The database APIs support many options for executing a Transact-SQL statement. The most important options are:
- Using precompiled execution plans of frequently used statements. If a Transact-SQL statement is executed several times, the application can prepare the statement once, and then execute it as many times as needed. Preparing a statement directs the server to compile the statement into an execution plan. Subsequent executions are faster because they use the precompiled plan so the statement has to be compiled only once.
For better performance, the statement preparation may be deferred until the statement is executed or a metaproperty operation (such as SQLDescribeCol or SQLDescribeParam in ODBC) is performed. This is the default behavior. Any errors in the statement being prepared are not known until the statement is executed or a metaproperty operation is performed. Setting appropriate statement options can turn off this default behavior.

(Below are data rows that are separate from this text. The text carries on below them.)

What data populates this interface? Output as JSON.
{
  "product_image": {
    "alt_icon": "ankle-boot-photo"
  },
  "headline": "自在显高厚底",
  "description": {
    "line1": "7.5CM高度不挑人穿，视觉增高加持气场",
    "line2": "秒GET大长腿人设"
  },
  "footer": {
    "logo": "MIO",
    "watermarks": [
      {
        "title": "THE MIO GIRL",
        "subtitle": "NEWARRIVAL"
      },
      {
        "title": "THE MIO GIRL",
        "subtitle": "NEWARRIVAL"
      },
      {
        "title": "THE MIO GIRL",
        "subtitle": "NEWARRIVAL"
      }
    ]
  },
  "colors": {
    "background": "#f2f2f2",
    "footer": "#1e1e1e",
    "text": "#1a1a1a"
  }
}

- Binding program variables with the parameters. Instead of having to include the actual data values for input parameters as part of the Transact-SQL statement, an application can associate, or bind, program variables with the parameters. This means that the parameter values do not have to be converted to character strings to be included in the text of the Transact-SQL statement, but instead can be used in their native format.
Prepared statements cannot be used to create temporary objects in SQL Server 2000 or SQL Server 7.0. Prepared statements cannot reference system stored procedures that create temporary objects, such as temporary tables. These procedures must be executed directly.